This work investigates optimal error bounds for prediction with limited selectivity (PLS), where predictors may issue forecasts only on a specified subset of time-series instances. To formalize this constrained online prediction setting, we propose a PLS framework and introduce a novel instance-dependent complexity measure. Based on this measure, we derive tight upper and lower bounds on the optimal prediction error. Our theoretical analysis integrates instance-specific complexity characterization with average-case analysis, yielding the first exact error characterization within the PLS paradigm. Furthermore, we prove that these bounds are achievable with high probability on randomly generated instances, thereby validating both the effectiveness and tightness of the proposed complexity metric.
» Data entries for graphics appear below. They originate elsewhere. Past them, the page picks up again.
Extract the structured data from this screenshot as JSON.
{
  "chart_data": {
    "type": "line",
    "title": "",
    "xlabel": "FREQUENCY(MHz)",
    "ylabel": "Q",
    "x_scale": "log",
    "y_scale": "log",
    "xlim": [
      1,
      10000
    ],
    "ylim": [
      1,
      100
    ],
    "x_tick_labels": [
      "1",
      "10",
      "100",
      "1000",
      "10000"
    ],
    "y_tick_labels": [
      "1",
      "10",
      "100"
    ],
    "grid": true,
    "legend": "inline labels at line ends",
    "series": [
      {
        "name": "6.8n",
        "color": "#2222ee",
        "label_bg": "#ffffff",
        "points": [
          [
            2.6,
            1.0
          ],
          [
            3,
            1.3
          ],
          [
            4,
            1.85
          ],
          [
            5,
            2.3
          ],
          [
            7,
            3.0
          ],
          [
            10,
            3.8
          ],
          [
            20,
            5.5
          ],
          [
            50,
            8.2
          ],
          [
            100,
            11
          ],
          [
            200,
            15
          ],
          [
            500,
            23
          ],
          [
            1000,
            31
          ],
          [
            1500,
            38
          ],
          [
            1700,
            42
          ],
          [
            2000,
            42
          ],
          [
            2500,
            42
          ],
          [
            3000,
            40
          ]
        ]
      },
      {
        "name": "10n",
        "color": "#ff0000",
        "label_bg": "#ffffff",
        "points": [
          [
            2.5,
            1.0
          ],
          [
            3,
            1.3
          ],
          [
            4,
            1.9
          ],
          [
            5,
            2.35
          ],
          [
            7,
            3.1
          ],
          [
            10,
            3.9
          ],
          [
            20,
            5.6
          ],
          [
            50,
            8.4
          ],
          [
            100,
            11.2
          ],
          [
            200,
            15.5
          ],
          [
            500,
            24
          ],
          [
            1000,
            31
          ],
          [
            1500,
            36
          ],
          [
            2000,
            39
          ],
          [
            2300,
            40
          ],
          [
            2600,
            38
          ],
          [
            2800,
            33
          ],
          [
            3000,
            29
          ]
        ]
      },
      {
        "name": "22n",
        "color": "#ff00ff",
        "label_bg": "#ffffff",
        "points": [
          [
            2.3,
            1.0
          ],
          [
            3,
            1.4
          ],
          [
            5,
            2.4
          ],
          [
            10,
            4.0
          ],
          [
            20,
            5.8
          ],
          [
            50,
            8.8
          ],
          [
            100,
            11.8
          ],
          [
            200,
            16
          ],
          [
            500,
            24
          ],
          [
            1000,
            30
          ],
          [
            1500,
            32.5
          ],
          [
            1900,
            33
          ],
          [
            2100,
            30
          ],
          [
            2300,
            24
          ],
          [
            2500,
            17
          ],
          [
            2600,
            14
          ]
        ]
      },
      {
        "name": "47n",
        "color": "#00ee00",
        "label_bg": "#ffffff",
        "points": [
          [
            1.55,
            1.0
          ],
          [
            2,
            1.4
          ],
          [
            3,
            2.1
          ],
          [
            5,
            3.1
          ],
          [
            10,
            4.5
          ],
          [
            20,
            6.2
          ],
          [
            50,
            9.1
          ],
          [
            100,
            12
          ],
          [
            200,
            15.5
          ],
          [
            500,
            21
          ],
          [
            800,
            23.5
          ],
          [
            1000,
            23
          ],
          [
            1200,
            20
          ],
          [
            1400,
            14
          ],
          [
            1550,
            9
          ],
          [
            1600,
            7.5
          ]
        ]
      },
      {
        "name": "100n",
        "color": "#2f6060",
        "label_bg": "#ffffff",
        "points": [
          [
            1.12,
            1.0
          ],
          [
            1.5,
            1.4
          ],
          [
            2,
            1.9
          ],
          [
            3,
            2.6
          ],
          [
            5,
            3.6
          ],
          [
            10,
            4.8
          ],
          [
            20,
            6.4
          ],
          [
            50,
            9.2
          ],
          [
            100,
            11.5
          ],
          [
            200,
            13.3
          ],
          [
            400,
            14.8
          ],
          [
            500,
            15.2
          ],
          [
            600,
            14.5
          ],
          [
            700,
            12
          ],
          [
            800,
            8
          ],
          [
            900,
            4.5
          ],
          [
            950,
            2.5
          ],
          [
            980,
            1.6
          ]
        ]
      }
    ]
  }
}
Collectively, our results establish a new theoretical foundation for selective prediction under resource constraints, advancing the understanding of fundamental limits in selective forecasting.

Selective prediction [Dru13, QV19] models the scenario where a forecaster freely decides on the prediction window that their forecast spans. Many data statistics can be predicted to a non-trivial error rate without any distributional assumptions or expert advice, yet these results rely on that the forecaster may predict at any time. We introduce a model of Prediction with Limited Selectivity (PLS) where the forecaster can start the prediction only on a subset of the time horizon. We study the optimal prediction error both on an instance-by-instance basis and via an average-case analysis. We introduce a complexity measure that gives instance-dependent bounds on the optimal error. For a randomly-generated PLS instance, these bounds match with high probability.